Wholesale disruptions shift focus from auto auctions


Dealers could see at least three more years of scarcity for vehicles 3 years old and younger because of the decline in new-vehicle production that started in 2020, Cox Automotive Chief Economist Jonathan Smoke told Automotive News last month.

Direct acquisition strategies, such as buying centers, are increasingly being adopted by dealers. Since 2019, Germain Motor Co. has opened 10 such centers dedicated solely to buying used vehicles directly from customers, slashing the company’s reliance on vehicles purchased at auctions, which made up about half of its used-vehicle inventory five years ago.

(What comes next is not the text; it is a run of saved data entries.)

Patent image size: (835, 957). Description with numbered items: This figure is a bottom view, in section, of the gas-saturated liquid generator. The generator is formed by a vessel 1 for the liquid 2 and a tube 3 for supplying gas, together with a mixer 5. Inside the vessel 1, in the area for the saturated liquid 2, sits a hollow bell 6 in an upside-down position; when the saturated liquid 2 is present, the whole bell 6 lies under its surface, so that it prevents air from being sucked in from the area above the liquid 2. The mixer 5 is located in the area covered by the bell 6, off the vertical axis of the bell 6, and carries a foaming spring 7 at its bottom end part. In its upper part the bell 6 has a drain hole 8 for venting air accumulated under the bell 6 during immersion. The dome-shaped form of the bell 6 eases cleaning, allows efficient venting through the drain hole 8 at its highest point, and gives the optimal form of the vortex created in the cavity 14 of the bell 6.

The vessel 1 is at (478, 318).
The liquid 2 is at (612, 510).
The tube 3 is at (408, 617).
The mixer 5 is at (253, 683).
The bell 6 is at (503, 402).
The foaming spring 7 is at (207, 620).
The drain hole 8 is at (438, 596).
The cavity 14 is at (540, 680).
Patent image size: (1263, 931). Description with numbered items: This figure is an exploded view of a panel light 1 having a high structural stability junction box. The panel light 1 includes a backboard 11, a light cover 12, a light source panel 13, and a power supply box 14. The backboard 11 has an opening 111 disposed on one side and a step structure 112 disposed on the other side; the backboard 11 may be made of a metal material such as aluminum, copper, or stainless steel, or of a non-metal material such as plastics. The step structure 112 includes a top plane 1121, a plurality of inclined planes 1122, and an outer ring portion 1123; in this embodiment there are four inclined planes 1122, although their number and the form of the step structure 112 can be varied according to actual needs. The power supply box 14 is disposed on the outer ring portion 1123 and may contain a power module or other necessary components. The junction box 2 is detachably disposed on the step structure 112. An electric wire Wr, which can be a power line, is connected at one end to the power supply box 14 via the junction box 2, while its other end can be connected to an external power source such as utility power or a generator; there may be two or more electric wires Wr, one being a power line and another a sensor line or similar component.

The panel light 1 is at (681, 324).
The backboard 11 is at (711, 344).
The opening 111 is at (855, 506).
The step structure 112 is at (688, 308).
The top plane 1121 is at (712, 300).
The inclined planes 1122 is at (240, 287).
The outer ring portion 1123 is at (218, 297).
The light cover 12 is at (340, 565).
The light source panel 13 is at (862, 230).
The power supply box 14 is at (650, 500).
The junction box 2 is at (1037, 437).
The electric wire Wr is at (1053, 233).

Wallace estimated 25 percent of the used vehicles his group retails are now coming from auctions. A decade ago, that figure was closer to 50 percent, he said.

“There’s no question that the auctions are supplying less and less to all the retailers,” Wallace said. “We hear that from the auctioneers themselves; we hear it from our buyers.”

Wholesale used-vehicle prices declined through the summer, but retail prices at dealerships have mostly remained elevated.

That could change rapidly as autumn progresses, Smoke said, predicting that dealers will likely reduce retail prices to move aging inventory as they do not want to record losses on vehicles purchased at higher wholesale prices earlier in 2022.